As consumers become more conscious about products they consume, there’s a push for organic everything. But what does it mean for something to be organic?
If you’re in the United States, the United States Department of Agriculture (USDA) defines “organic” as “produce and other ingredients are grown without the use of pesticides, synthetic fertilizers, sewage sludge, genetically modified organisms, or ionizing radiation”. That’s a specific definition, and definitely not what cannabis brands mean when they say organic weed. In fact, they might do a few of these things in the growing process.
Since cannabis is illegal on a federal level, the USDA isn’t able to prescribe safe growing standards the way they would for any other agricultural product being grown in the US. This puts the burden on state regulatory agencies to develop their own cultivation standards for cannabis, but until a couple of years ago these standards didn’t exist anywhere. In many states with legal pot, they still don’t.
So how do you measure organic weed?
California is a good example of how hard it is. As the first state to legalize medicinal marijuana in 1996, it still had no state-wide oversight boards for cannabis standards until 2015. That means for almost twenty years, growers could use whatever chemicals they wanted on their “organic weed” because there was nobody to tell them otherwise.
Enter Chris van Hook, a veteran of the USDA-certified organics industry. Since the mid-2000s, he’s been trying to advocate for buds being registered as a USDA organic agricultural product to assuage consumer fears about tainted pot. When van Hook reached out to the Department of Agriculture on the issue, he was told that it was impossible to certify cannabis as organic since it was a federally illegal substance. Moreover, if any of the cannabis cultivators so much as labelled their product as ‘organic,’ they would be in violation of federal law which gives a monopoly to the USDA on organic certification.
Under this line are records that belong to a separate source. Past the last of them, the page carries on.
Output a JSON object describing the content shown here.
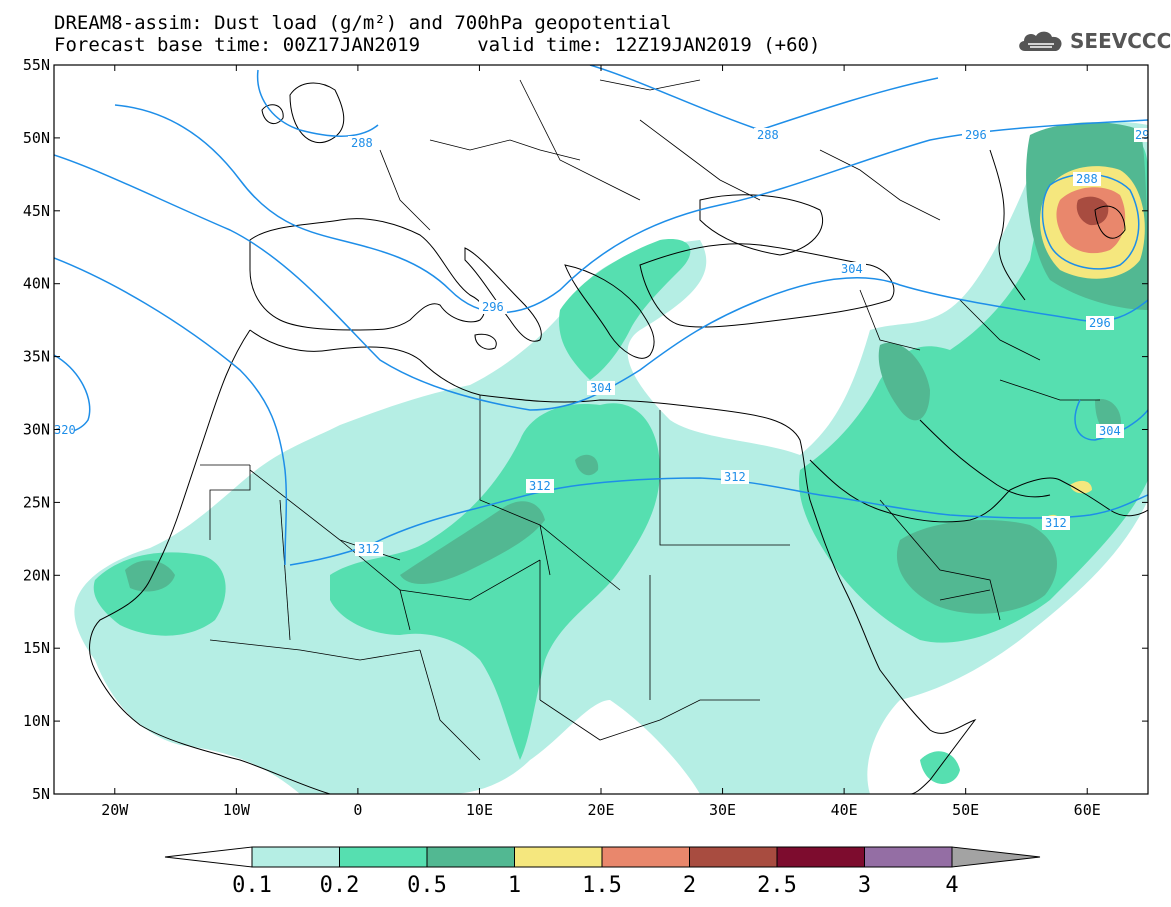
{
  "title": {
    "line1": "DREAM8-assim: Dust load (g/m²) and 700hPa geopotential",
    "line2": "Forecast base time: 00Z17JAN2019     valid time: 12Z19JAN2019 (+60)"
  },
  "logo": {
    "text": "SEEVCCC",
    "icon": "cloud-icon"
  },
  "map": {
    "lat_labels": [
      "55N",
      "50N",
      "45N",
      "40N",
      "35N",
      "30N",
      "25N",
      "20N",
      "15N",
      "10N",
      "5N"
    ],
    "lon_labels": [
      "20W",
      "10W",
      "0",
      "10E",
      "20E",
      "30E",
      "40E",
      "50E",
      "60E"
    ],
    "lon_range": [
      -25,
      65
    ],
    "lat_range": [
      5,
      55
    ],
    "geopotential_labels": [
      "288",
      "288",
      "296",
      "288",
      "296",
      "304",
      "296",
      "304",
      "304",
      "312",
      "312",
      "312",
      "320",
      "312",
      "29"
    ]
  },
  "colorbar": {
    "labels": [
      "0.1",
      "0.2",
      "0.5",
      "1",
      "1.5",
      "2",
      "2.5",
      "3",
      "4"
    ],
    "colors": [
      "#b5eee4",
      "#56dfb0",
      "#52b892",
      "#f5e77e",
      "#e9876c",
      "#a84c40",
      "#7d0c2e",
      "#946ea4",
      "#a3a3a3"
    ],
    "under_color": "#ffffff"
  },
  "colors": {
    "isoline": "#1e8ee8",
    "border": "#000000"
  }
}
In 2004, Chris started Clean Green Certification, what he calls “the closest you can get to organic” in a legal sense. According to his website, to be Clean Green certified, the cannabis growing facility must “handle, clean and store their Clean Green cannabis so as not to come in contact with toxic chemicals or other cannabis that is not grown in accordance with the Clean Green program.” Since then, Chris has expanded to seven states and tries to keep the public and cultivators aware of the latest “green” innovations.
So, is organic weed a real thing? Not technically. Can marijuana be grown cleanly and safely? Yes.
What do you think about organic weed? Will it ever be graded and tested on a national level?